The Man Booker International Prize 2011

Worth £60,000 to the winner, the prize is awarded every two years to a living author who has published fiction either originally in English or whose work is generally available in translation in the English language.

The winner is chosen solely at the discretion of the judging panel; there are no submissions from publishers. Canadian author, Alice Munro won the 2009 prize, Nigerian writer, Chinua Achebe won the 2007 prize and Albanian writer, Ismail Kadare won the inaugural prize in 2005 and went on to gain worldwide recognition for his work. In addition, there is a separate prize for translation and, if applicable, the winner can choose a translator of his or her work into English to receive a prize of £15,000.

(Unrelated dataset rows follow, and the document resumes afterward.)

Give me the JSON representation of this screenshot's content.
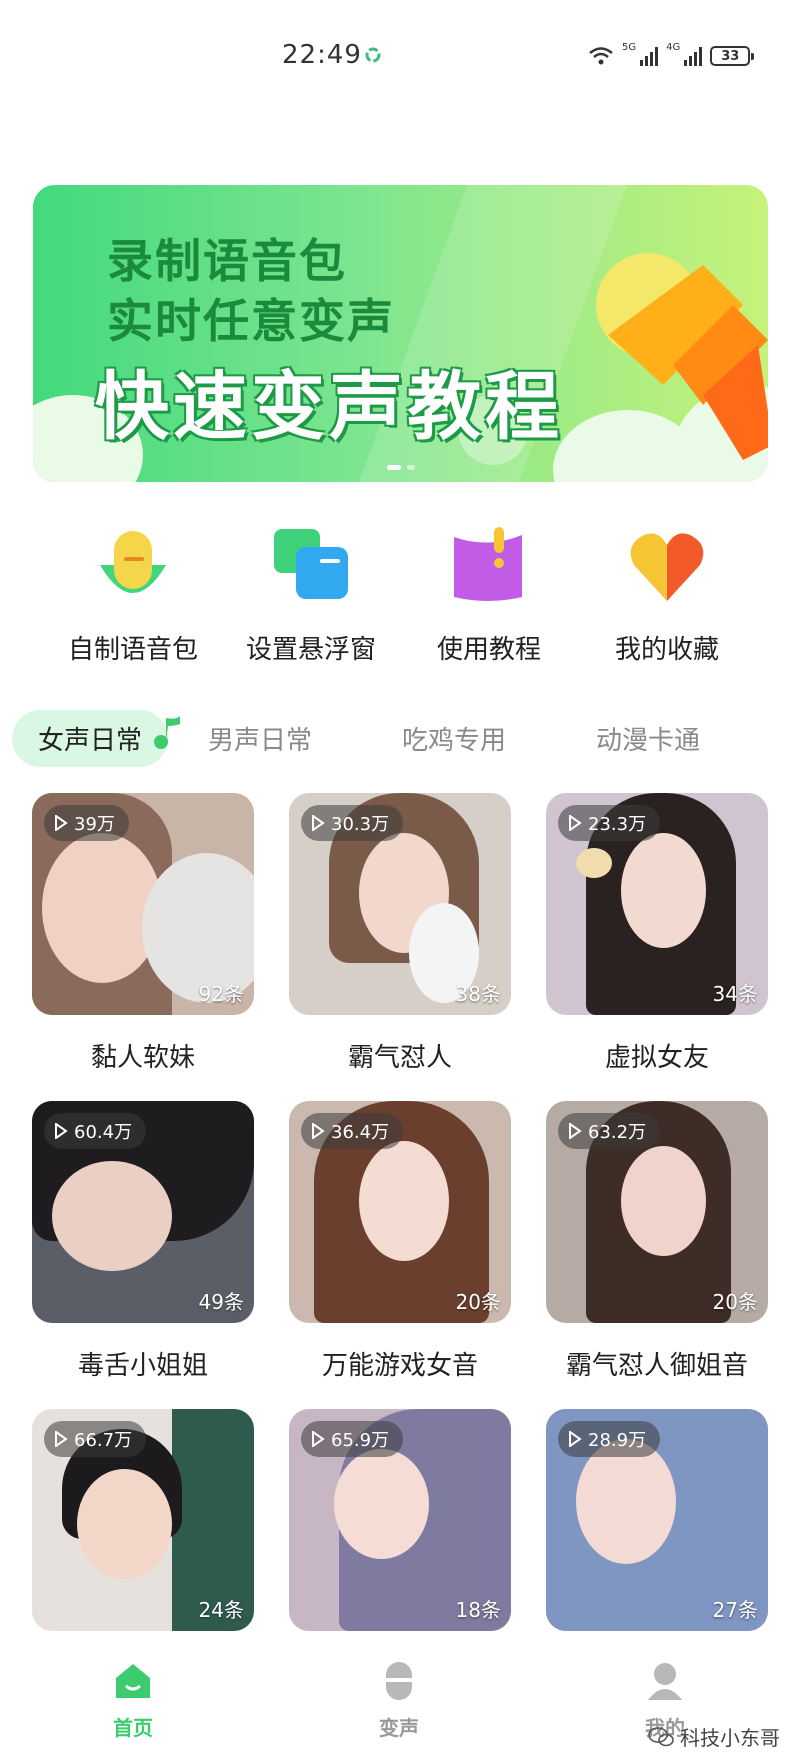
{
  "status_bar": {
    "time": "22:49",
    "network_1": "5G",
    "network_2": "4G",
    "battery": "33"
  },
  "banner": {
    "line1": "录制语音包",
    "line2": "实时任意变声",
    "line3": "快速变声教程",
    "pages": 2,
    "active_page": 1
  },
  "quick_actions": [
    {
      "label": "自制语音包",
      "icon": "mic-icon"
    },
    {
      "label": "设置悬浮窗",
      "icon": "window-icon"
    },
    {
      "label": "使用教程",
      "icon": "book-icon"
    },
    {
      "label": "我的收藏",
      "icon": "heart-icon"
    }
  ],
  "tabs": [
    {
      "label": "女声日常",
      "active": true
    },
    {
      "label": "男声日常",
      "active": false
    },
    {
      "label": "吃鸡专用",
      "active": false
    },
    {
      "label": "动漫卡通",
      "active": false
    }
  ],
  "cards": [
    {
      "plays": "39万",
      "count": "92条",
      "title": "黏人软妹"
    },
    {
      "plays": "30.3万",
      "count": "38条",
      "title": "霸气怼人"
    },
    {
      "plays": "23.3万",
      "count": "34条",
      "title": "虚拟女友"
    },
    {
      "plays": "60.4万",
      "count": "49条",
      "title": "毒舌小姐姐"
    },
    {
      "plays": "36.4万",
      "count": "20条",
      "title": "万能游戏女音"
    },
    {
      "plays": "63.2万",
      "count": "20条",
      "title": "霸气怼人御姐音"
    },
    {
      "plays": "66.7万",
      "count": "24条",
      "title": ""
    },
    {
      "plays": "65.9万",
      "count": "18条",
      "title": ""
    },
    {
      "plays": "28.9万",
      "count": "27条",
      "title": ""
    }
  ],
  "bottom_nav": [
    {
      "label": "首页",
      "icon": "home-icon",
      "active": true
    },
    {
      "label": "变声",
      "icon": "voice-change-icon",
      "active": false
    },
    {
      "label": "我的",
      "icon": "profile-icon",
      "active": false
    }
  ],
  "watermark": "科技小东哥",
  "colors": {
    "accent": "#3dcc6d",
    "tab_active_bg": "#d9f7e2"
  }
}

The Man Booker International Prize echos and reinforces the annual Man Booker Prize for Fiction in that literary excellence will be its sole focus. The Man Booker International Prize is significantly different from the annual Man Booker Prize for Fiction in that it highlights one writer's overall contribution to fiction on the world stage.  In seeking out literary excellence the judges consider a writer's body of work rather than a single novel.

The judges

  • Dr Rick Gekoski (chair)
    Rick Gekoski judge for Man Booker International 2011

    Dr. Rick Gekoski is one of the world’s leading bookmen: a writer, rare-book dealer, broadcaster and academic. An American who came to England in 1966, and now a dual UK/US citizen, he has established two private presses, The Sixth Chamber Press and The Bridgewater Press, which issue finely printed editions of leading writers, novelists and poets. As a broadcaster he has written and delivered three series of Rare Books, Rare People for BBC Radio 4, which he followed with two series of Lost, Stolen, or Shredded: The History of Some Missing Works of Art. Rick teaches creative non-fiction for the Arvon Foundation, and sits on their Development Board. He was a Man Booker Prize judge in 2005. Dr Gekoski is the author of three books which trace his major enthusiasms, Staying Up, Tolkien’s Gown and Outside of a Dog, as well as a critical study of Joseph Conrad and the Bibliography of William Golding.

  • Carmen Callil
    Carmen Calil, judge for the Man Booker International Prize 2011

     

    Carmen Callil is a publisher, writer and critic. She was born in Melbourne, Australia in 1938. In 1972 Callil founded the publishing company, Virago, to publish books which celebrated women and women’s lives, literature and history. In 1982 she was appointed managing director of Chatto & Windus and The Hogarth Press where she remained until 1994, continuing, also, as chairman of Virago Press until 1995. In 1994 she was editor-at-large for Random House worldwide. From 1985-1991 she was on the board of Channel 4 Television. She served as a member of the management committee of the Booker Prize, 1979-1984; and was Chairman of the Judges, Booker prize for Fiction, in 1996. She is the author of a book about Vichy France: Bad Faith: A Forgotten History of Family & Fatherland, and, with Colm Toibin of The Modern Library: The Best 200 Novels in English since 1950.

  • Justin Cartwright
    Justin Cartwright, judge for the Man Booker International 2011

    Justin Cartwright was born in South Africa. He worked in advertising as a copywriter and progressed to making documentary films on a number of subjects, as various as the Dead Sea Scrolls and lions hunting at night in Africa. He has written 12 novels, including In Every Face I Meet, which was shortlisted for the Booker Prize in 1995, and Leading the Cheers, which won the Whitbread Novel Award in 1998. Five of his novels have been shortlisted for the Whitbread Novel Award. The Promise of Happiness won the Hawthornden Prize in 2005 and the Sunday Times of South Africa’s Literary Prize. The Song Before It Is Sung, published in 2007 won the inaugural Jewish Cultural Award. He is a critic and a frequent contributor to BBC’s Front Row and other cultural programmes. He is a fellow of the Royal Society of Literature.